I'm converting a local R script to make use of the RevoScaleR
functions in the Revolution-R (aka Microsoft R Client/Server) package. This to be able to scale better with large amounts of data.
The goal is to create a new column that numbers the rows per group. Using data.table
this would be achieved using the following code:
library(data.table)
eventlog[,ActivityNumber := seq(from=1, to=.N, by=1), by=Case.ID]
For illustration purposes, the output is something like this:
Case.ID ActivityNumber
1 A 1
2 A 2
3 B 1
4 C 1
5 C 2
6 C 3
After some research to do this using the rx
-functions I found the package dplyrXdf
, which is basically a wrapper to use dplyr
functions on Xdf
stored data, while still benefitting from the optimized functions of RevoScaleR
(see http://blog.revolutionanalytics.com/2015/10/using-the-dplyrxdf-package.html)
In my case, this would lead to the following:
result <- eventlog %>%
group_by(Case.ID) %>%
mutate(ActivityNumber = seq_len(n()))
However, this leads to the following error:
ERROR: Attempting to add a variable without a name to an analysis.
Caught exception in file: CxAnalysis.cpp, line: 3756. ThreadID: 1248 Rethrowing.
Caught exception in file: CxAnalysis.cpp, line: 5249. ThreadID: 1248 Rethrowing.
Error in doTryCatch(return(expr), name, parentenv, handler) :
Error in executing R code: ERROR: Attempting to add a variable without a name to an analysis.
Any ideas how to solve this error? Or other (better?) approaches to get the requested result?
Thanks to @Matt-parker for pointing me to this question.
Note that n()
is not a regular R function, although it looks like one. It needs to be implemented specially for each data source, and maybe also separately for each of mutate
, summarise
and filter
.
Right now, the only usage of n
that is supported for xdf files is within summarise
, to count the number of rows. Implementing it for the other verbs is actually nontrivial.

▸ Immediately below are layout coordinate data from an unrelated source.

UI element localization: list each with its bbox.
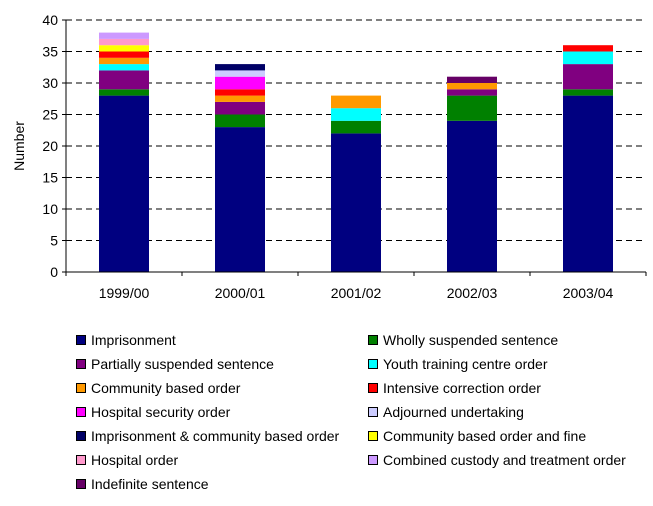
x-tick-label: 2002/03 [447, 285, 498, 301]
legend-swatch [368, 431, 378, 441]
legend-label: Partially suspended sentence [91, 356, 274, 372]
bar-segment [563, 64, 613, 90]
legend-item: Community based order [76, 378, 240, 398]
legend-label: Community based order [91, 380, 241, 396]
legend-swatch [76, 407, 86, 417]
legend-item: Indefinite sentence [76, 474, 209, 494]
bar-segment [99, 64, 149, 71]
bar-segment [447, 83, 497, 90]
bar-segment [215, 95, 265, 102]
bar-segment [99, 45, 149, 52]
legend-item: Adjourned undertaking [368, 402, 524, 422]
legend-item: Wholly suspended sentence [368, 330, 558, 350]
y-tick-label: 40 [42, 12, 58, 28]
legend-item: Youth training centre order [368, 354, 547, 374]
legend-item: Partially suspended sentence [76, 354, 274, 374]
legend-label: Intensive correction order [383, 380, 541, 396]
bar-segment [215, 89, 265, 96]
x-tick-label: 2003/04 [563, 285, 614, 301]
bar-segment [447, 89, 497, 96]
y-tick-label: 10 [42, 201, 58, 217]
bar-segment [215, 101, 265, 115]
legend-item: Hospital security order [76, 402, 230, 422]
legend-item: Community based order and fine [368, 426, 586, 446]
legend-swatch [76, 431, 86, 441]
legend-label: Combined custody and treatment order [383, 452, 626, 468]
bars [99, 32, 613, 272]
bar-segment [331, 95, 381, 109]
bar-segment [99, 70, 149, 90]
legend-item: Intensive correction order [368, 378, 541, 398]
bar-segment [99, 32, 149, 39]
legend-label: Hospital security order [91, 404, 231, 420]
x-tick-label: 1999/00 [99, 285, 150, 301]
bar-segment [447, 120, 497, 272]
legend-label: Imprisonment [91, 332, 176, 348]
legend-item: Imprisonment & community based order [76, 426, 339, 446]
legend-label: Adjourned undertaking [383, 404, 524, 420]
legend-swatch [368, 383, 378, 393]
x-tick-label: 2000/01 [215, 285, 266, 301]
legend-swatch [76, 335, 86, 345]
legend-label: Community based order and fine [383, 428, 587, 444]
legend-swatch [76, 359, 86, 369]
legend-swatch [76, 479, 86, 489]
legend-item: Combined custody and treatment order [368, 450, 626, 470]
y-tick-label: 15 [42, 170, 58, 186]
bar-segment [331, 108, 381, 121]
legend-swatch [368, 359, 378, 369]
bar-segment [215, 76, 265, 90]
bar-segment [447, 76, 497, 83]
bar-segment [563, 89, 613, 96]
bar-segment [447, 95, 497, 121]
legend-label: Indefinite sentence [91, 476, 209, 492]
y-tick-label: 5 [50, 233, 58, 249]
legend-item: Imprisonment [76, 330, 176, 350]
y-axis-label: Number [11, 121, 27, 171]
bar-segment [563, 95, 613, 272]
legend-swatch [76, 455, 86, 465]
legend-label: Hospital order [91, 452, 179, 468]
y-axis-ticks: 0 5 10 15 20 25 30 35 40 [42, 12, 66, 280]
legend-label: Imprisonment & community based order [91, 428, 340, 444]
bar-segment [215, 64, 265, 71]
legend-label: Wholly suspended sentence [383, 332, 559, 348]
y-tick-label: 30 [42, 75, 58, 91]
legend-item: Hospital order [76, 450, 178, 470]
bar-segment [331, 133, 381, 272]
legend-swatch [368, 335, 378, 345]
bar-segment [215, 70, 265, 77]
legend-swatch [368, 407, 378, 417]
bar-segment [99, 89, 149, 96]
legend-label: Youth training centre order [383, 356, 548, 372]
x-tick-label: 2001/02 [331, 285, 382, 301]
x-axis-ticks: 1999/00 2000/01 2001/02 2002/03 2003/04 [65, 272, 647, 301]
y-tick-label: 0 [50, 264, 58, 280]
bar-segment [99, 95, 149, 272]
legend-swatch [76, 383, 86, 393]
bar-segment [99, 57, 149, 65]
bar-segment [215, 114, 265, 128]
bar-segment [99, 51, 149, 58]
bar-segment [331, 120, 381, 134]
bar-segment [99, 38, 149, 46]
bar-segment [215, 127, 265, 272]
y-tick-label: 20 [42, 138, 58, 154]
legend-swatch [368, 455, 378, 465]
bar-segment [563, 51, 613, 65]
y-tick-label: 35 [42, 44, 58, 60]
bar-segment [563, 45, 613, 52]
y-tick-label: 25 [42, 107, 58, 123]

In particular, there is a problem with Matt's use of seq_along
to implement n
's functionality. Remember that xdf files are block-structured: each chunk of rows is read in and processed independently of other chunks. This means that the sequence generated is for that chunk of rows only, and not for all the rows in a group. If a group spans more than one chunk, the sequence numbers will restart in the middle.
The way to get correct sequence numbers is to keep a running count of how many rows you've read in for that group, and update it each time a chunk is processed. You can do this with a transformFunc
, which you pass to transmute
via the .rxArgs
argument:
ev <- eventlog %>% group_by(Case.ID) %>% transmute(.rxArgs = list(
transformFunc = function(varList) {
n <- .n + seq_along(varList[[1]])
if(!.rxIsTestChunk) # need this b/c rxDataStep does a test run on the 1st 10 rows
.n <<- n[length(n)]
list(n=n)
},
transformObjects = list(.n = 0))
This should work with the local
, localpar
and foreach
compute contexts. It may not work (or at least won't give a reproducible result) with any context where you can't guarantee that rxDataStep will process the rows in a deterministic order -- so Mapreduce, Spark, Teradata or similar.